Constructed on silicon chips, the accelerators are composed of two rows of pillars about 2 micrometers tall, reminiscent of miniature rows of skyscrapers. When hit with laser light, the pillar structure generates electromagnetic fields that push the subatomic particles faster and faster along an extremely narrow alley between the pillars, less than a micrometer wide.

Electrons in one device gained 12.3 kiloelectron volts of energy over a distance of half a millimeter, a 43 percent bump that brought the particles to 40.7 kiloelectron volts, physicist Peter Hommelhoff and colleagues report October 18 in Nature.

Meanwhile, carefully placed gaps between the pillars help keep the beam of electrons in focus, mimicking the capabilities of larger accelerators. “This is really the first accelerator based on nanophotonics that contains all the features any modern accelerator contains,“ says Hommelhoff, of the University of Erlangen-Nuremberg in Germany.

Physicist Robert Byer of Stanford University and colleagues reported a similar achievement October 3 at arXiv.org, with energy gains up to 23.7 kiloelectron volts.
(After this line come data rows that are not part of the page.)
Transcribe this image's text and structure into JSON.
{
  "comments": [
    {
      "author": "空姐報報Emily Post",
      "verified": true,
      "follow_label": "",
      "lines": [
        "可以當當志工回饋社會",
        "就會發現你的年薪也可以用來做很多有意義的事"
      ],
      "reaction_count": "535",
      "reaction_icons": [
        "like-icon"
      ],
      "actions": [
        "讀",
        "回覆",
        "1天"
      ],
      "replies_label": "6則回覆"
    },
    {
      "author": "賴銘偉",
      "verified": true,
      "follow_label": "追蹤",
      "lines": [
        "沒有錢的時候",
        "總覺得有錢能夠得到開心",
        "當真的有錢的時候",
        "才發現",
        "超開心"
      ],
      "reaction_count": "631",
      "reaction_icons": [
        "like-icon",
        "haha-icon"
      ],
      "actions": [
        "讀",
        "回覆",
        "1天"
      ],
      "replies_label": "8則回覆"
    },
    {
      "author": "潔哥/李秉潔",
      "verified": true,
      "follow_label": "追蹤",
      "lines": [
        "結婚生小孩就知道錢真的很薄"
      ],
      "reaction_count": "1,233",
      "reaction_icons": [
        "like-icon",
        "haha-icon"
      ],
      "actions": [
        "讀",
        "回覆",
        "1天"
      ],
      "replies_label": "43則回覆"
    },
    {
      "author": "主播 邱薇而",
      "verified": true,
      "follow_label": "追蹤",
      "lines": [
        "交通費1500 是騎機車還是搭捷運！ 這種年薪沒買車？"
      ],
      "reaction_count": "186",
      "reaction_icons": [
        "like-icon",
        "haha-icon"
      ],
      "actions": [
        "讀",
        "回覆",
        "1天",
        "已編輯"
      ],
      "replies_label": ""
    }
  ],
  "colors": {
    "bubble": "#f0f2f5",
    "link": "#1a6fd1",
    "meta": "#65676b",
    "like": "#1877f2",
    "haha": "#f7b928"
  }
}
The two groups are part of a larger collaboration called the Accelerator on a Chip International Program, or ACHIP, which unifies efforts to build these small accelerators.

The world’s most powerful particle accelerator is the Large Hadron Collider, or LHC, near Geneva, with a ring that’s a whopping 27 kilometers around. Protons in the LHC reach energies of trillions of electron volts. The new tiny accelerators, with mere thousands of electron volts,  won’t be creating Higgs bosons anytime soon — the particle famously found at the LHC in 2012 (SN: 6/29/22). But such devices have their own set of potential applications.

For example, high-energy electrons can treat skin cancer by damaging the DNA within cancer cells, killing them. But generating the energetic electrons currently requires a roomful of bulky machinery. With an accelerator on a chip, electron beam therapy could become more accessible.

And similar treatments could go more than skin-deep. “The dream is to be able to have a fiber that can go in a human body to do a local radiation treatment … because the whole accelerator can fit inside you,” says Pietro Musumeci of UCLA, who is a member of ACHIP but was not involved with the new results.

Another application could involve using the devices to create special states of light that could be useful for quantum computing. Or the accelerators might be useful for materials research, for example, for making images of thin materials with ultrahigh time resolution.

But the accelerators still have a long way to go. Electrons emerge from the devices at a rate that’s many orders of magnitude below conventional accelerators. And while the devices focus the beam in two dimensions (in the direction of the beam and perpendicular to it horizontally), further work is needed to focus the beam vertically.

The devices’ energy gains still need to be scaled up, too. The energy the electrons accumulate over a given acceleration distance is on par with conventional accelerators, tens of millions of electron volts per meter. But scientists want to far surpass those accelerators with billions of electron volts per meter.

Even so, the work demonstrates techniques that once seemed absurd to attempt. At first, when Byer described the idea to colleagues, “they’d all break out in hilarious laughter,” he says. “We don’t get laughter anymore; we now get appreciation.”